Bagi pelajar, baterai besar kini bukan lagi fitur tambahan, melainkan kebutuhan utama. Aktivitas kelas daring, membaca materi, mengerjakan tugas, sampai hiburan ringan membuat HP dengan daya tahan panjang terasa jauh lebih berguna.
Di rentang harga Rp1 jutaan hingga Rp2 jutaan, pilihan HP dengan baterai 6.000 mAh sampai 7.000 mAh semakin banyak. MediaIndonesia.com mencatat, sejumlah model juga sudah membawa storage lega dan pengisian cepat, sehingga lebih nyaman dipakai seharian.
Tecno Pova 7 4G tampil sebagai opsi paling agresif di kelas Rp2 jutaan. HP ini dibekali baterai 7.000 mAh, chipset MediaTek Helio G100, RAM hingga 8GB, storage 256GB, dan 45W fast charging.
Kombinasi itu membuatnya terasa menarik untuk multitasking aplikasi belajar dan game menengah. Di sisi lain, bodinya cenderung besar dan berat, sementara kualitas kameranya masih standar untuk kelas harganya.
2. realme C100i
realme C100i juga membawa baterai 7.000 mAh, dengan RAM hingga 6GB dan storage hingga 256GB. Kapasitas penyimpanan yang besar ini cocok untuk pelajar yang perlu menaruh video materi, file tugas, dan aplikasi pendidikan.
Model ini juga hadir dengan desain modern serta perlindungan debu dan cipratan air. Namun, performa chipsetnya belum ideal untuk game berat dengan grafis tinggi.
3. Redmi 15 / Redmi 15C
Lini Redmi tetap menjadi pilihan aman di segmen entry-level. Varian Redmi 15 atau Redmi 15C menawarkan baterai 6.000 mAh hingga 7.000 mAh, tergantung model, dengan layar luas yang nyaman untuk membaca e-book atau PDF.
Harga yang kompetitif dan aksesori yang mudah ditemukan menjadi nilai tambah utamanya. Meski begitu, performanya bukan yang tercepat karena fokus utamanya ada pada fungsi harian.
4. OPPO A6c
OPPO A6c hadir dengan baterai 7.000 mAh dan menawarkan keseimbangan antara daya tahan serta kenyamanan antarmuka. Optimasi konsumsi dayanya disebut sangat baik, ditambah build quality yang terasa solid di tangan.
ColorOS yang dipakai juga dikenal stabil untuk pemakaian jangka panjang. Meski begitu, spesifikasi teknisnya bisa terasa di bawah beberapa kompetitor bila hanya dilihat dari angka di atas kertas.
5. Samsung Galaxy A07 5G
Samsung Galaxy A07 5G cocok untuk pelajar yang mengutamakan dukungan software jangka panjang dan konektivitas 5G. HP ini dibekali baterai besar, meski kapasitas spesifik yang disebutkan belum dipastikan dalam data yang tersedia.

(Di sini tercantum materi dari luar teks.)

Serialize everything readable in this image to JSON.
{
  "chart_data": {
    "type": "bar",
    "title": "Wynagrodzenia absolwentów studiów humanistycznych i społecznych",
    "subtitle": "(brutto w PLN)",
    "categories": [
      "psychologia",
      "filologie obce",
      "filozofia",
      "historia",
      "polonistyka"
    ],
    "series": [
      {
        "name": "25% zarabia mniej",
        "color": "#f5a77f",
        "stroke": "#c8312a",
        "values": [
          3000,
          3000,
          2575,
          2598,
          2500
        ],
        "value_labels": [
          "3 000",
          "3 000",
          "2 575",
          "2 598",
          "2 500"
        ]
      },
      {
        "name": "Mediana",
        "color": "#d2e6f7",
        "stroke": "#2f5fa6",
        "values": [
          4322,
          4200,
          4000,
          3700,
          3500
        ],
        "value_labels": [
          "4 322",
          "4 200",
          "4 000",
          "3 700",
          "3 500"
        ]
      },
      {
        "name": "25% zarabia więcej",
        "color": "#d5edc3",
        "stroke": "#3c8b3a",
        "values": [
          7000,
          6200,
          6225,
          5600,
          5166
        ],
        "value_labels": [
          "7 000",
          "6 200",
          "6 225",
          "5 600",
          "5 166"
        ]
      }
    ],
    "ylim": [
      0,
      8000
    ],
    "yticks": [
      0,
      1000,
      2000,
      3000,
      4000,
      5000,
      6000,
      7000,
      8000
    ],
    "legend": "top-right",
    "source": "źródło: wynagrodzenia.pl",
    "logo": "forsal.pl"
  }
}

Nilai jual utamanya ada pada Samsung Knox dan pembaruan sistem operasi yang lebih teratur dibandingkan banyak rival di kelasnya. Kekurangannya, kapasitas baterainya tidak disebut mencapai 7.000 mAh seperti beberapa pesaing asal Tiongkok.
Tabel perbandingan cepat
| Model | Baterai | Keunggulan Utama | Catatan |
|---|---|---|---|
| Tecno Pova 7 4G | 7.000 mAh | Performa dan 45W Fast Charging | Bodi besar dan berat |
| realme C100i | 7.000 mAh | Storage hingga 256GB | Kurang optimal untuk game berat |
| Redmi 15 / Redmi 15C | 6.000-7.000 mAh | Harga kompetitif | Fokus pada fungsi harian |
| OPPO A6c | 7.000 mAh | Optimasi daya dan ColorOS stabil | Spesifikasi teknis relatif di bawah rival |
| Samsung Galaxy A07 5G | Baterai besar | 5G dan Samsung Knox | Kapasitas spesifik tidak dipastikan |
Untuk pelajar dengan budget Rp1 jutaan, Redmi 15C atau Samsung Galaxy A07 5G bisa menjadi pilihan yang seimbang antara harga dan fungsi. Sementara itu, Tecno Pova 7 4G terlihat paling menonjol bagi pengguna yang ingin baterai besar sekaligus performa lebih kencang.
Jika kebutuhan utamanya adalah menyimpan banyak file kuliah, realme C100i punya bekal storage 256GB yang paling melegakan di daftar ini. Sementara OPPO A6c dan Samsung Galaxy A07 5G lebih menonjol pada stabilitas pemakaian jangka panjang dan dukungan software yang lebih teratur.